Professor Clement Dzidonu (Left) signing an MoU with Dr Bernard Otabil (right) after the lecture

The Accra Institute of Technology (AiT) and the Ghana News Agency (GNA) have challenged Ghanaian journalists to embrace new technologies including the internet in the production and dissemination of news in the country.

According to the bodies, journalism in the 21st century cannot survive without professional newsmen making ample use of modern information and communication devices.

‘The future of journalism lies in the embracing of new technologies to affect a transformational change to the profession in order to prevent a collateral damage,’ noted the President of AiT, Professor Clement Dzidonu, in a presentation at a public lecture organised by AiT and GNA on Monday in Accra under the theme: ‘The Age of Technological Convergence: Opportunities and Threats to Media Organisations and Journalists’.

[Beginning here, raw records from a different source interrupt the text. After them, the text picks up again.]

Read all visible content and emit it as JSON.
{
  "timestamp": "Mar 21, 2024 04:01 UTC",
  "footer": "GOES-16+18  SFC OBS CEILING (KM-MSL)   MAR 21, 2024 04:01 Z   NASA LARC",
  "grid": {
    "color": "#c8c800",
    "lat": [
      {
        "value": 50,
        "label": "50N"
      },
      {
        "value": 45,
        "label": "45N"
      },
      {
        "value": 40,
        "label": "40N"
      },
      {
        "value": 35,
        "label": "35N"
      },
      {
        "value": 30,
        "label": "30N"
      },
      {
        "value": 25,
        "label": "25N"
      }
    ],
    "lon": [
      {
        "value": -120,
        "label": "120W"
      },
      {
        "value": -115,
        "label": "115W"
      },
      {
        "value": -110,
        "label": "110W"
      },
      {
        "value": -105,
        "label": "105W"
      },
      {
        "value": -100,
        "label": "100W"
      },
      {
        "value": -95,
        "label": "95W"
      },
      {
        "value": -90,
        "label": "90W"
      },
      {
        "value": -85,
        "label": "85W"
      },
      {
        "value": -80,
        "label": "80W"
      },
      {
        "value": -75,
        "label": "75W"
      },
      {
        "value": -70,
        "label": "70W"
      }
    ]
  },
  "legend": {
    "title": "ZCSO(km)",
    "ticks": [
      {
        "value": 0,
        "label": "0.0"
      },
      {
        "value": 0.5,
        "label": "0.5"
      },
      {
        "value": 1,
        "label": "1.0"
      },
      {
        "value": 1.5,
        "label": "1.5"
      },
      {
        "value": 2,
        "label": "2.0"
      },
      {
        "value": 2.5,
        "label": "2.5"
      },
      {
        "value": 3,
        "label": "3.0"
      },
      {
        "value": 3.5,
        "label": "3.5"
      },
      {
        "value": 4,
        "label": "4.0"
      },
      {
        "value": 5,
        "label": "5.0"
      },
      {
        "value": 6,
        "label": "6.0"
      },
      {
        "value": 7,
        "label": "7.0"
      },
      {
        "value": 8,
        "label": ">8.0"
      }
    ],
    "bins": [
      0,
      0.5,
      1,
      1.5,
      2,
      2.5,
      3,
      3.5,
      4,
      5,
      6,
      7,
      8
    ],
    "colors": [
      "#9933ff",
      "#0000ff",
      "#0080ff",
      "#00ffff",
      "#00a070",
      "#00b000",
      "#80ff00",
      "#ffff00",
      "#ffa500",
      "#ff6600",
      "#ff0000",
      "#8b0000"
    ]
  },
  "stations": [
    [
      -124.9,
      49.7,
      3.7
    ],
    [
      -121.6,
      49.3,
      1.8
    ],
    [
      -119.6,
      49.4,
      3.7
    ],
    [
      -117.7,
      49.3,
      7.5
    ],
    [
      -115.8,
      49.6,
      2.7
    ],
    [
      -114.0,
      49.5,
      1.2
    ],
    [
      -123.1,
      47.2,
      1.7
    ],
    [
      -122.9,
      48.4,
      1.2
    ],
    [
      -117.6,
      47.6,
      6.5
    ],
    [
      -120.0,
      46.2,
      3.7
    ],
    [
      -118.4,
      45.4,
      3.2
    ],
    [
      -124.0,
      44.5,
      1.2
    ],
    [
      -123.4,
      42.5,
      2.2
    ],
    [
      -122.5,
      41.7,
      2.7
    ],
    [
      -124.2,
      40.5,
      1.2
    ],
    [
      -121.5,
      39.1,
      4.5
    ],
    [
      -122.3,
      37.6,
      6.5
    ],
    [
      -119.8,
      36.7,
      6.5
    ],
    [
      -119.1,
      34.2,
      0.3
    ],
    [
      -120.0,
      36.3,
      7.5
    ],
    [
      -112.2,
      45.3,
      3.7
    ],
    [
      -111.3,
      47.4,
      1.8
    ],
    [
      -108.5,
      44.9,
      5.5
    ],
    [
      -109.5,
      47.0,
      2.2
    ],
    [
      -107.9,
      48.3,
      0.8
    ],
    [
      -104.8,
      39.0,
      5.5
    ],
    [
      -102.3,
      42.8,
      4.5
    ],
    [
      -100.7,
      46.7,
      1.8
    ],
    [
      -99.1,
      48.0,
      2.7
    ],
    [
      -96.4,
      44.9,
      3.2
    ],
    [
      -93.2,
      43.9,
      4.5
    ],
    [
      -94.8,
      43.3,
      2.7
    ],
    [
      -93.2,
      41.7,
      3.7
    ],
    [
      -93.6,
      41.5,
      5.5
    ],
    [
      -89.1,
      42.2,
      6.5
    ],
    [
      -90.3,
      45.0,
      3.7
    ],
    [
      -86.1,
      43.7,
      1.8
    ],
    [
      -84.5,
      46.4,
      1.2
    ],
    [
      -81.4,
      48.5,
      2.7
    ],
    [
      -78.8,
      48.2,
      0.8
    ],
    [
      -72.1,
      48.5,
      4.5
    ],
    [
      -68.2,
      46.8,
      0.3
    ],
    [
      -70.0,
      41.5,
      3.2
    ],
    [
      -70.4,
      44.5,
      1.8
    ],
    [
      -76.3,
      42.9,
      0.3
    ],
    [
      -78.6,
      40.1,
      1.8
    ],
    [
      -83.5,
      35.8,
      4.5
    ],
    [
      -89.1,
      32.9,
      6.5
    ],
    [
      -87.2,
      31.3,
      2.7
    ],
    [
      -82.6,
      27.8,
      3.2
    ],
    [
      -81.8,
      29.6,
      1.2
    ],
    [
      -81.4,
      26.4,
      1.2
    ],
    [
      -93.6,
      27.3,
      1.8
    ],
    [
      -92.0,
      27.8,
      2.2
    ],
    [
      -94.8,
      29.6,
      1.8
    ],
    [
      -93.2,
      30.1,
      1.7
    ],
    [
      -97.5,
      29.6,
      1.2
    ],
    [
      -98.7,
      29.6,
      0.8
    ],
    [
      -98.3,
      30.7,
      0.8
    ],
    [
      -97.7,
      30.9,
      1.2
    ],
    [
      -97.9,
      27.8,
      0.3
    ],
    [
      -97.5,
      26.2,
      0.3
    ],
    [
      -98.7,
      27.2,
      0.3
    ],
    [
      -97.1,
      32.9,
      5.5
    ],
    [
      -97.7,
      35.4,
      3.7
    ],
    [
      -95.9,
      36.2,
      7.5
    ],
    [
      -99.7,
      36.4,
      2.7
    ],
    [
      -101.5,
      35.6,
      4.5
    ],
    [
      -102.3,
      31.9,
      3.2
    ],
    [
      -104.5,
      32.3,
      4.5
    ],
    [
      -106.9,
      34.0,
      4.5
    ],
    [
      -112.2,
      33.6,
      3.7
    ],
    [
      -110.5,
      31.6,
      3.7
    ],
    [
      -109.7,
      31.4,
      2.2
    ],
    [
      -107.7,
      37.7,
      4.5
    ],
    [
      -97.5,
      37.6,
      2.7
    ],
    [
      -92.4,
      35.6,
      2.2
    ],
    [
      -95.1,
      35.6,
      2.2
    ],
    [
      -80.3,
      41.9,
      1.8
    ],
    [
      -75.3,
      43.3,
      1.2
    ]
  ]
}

The lecture was the first in the series to be organised by the two institutions.

He stated that the role of journalists and their audience have changed considerably in recent time due to global technological advancement, and that, he said, calls for journalists to strive to acquire technical skills to be able to keep up with their readers.

‘The print media and electronic media houses should aggressively acquire technological skills,’ he charged.

‘It is a do or die time for journalism. It is either journalists embrace new technology and survive or ignore them and die,’ Prof Dzidonu emphasized.

According to him, the survival of journalism has always been subjected to the willingness of its practitioners to adopt and adapt to changes in the technological world.

Meanwhile, the Chief Executive Officer (CEO) of Ghana News Agency, Dr Bernard Otabil, also in a presentation noted that newspapers need to be sensitive to the desires of their readers in order to remain in business.

He urged media houses to institute training programmes for their reporters in the area of technical skills acquisition in order to boost their performance on the job.

The two institutions signed a memorandum of understanding (MoU) to continually work together in organising such lectures and to establish a journalism centre.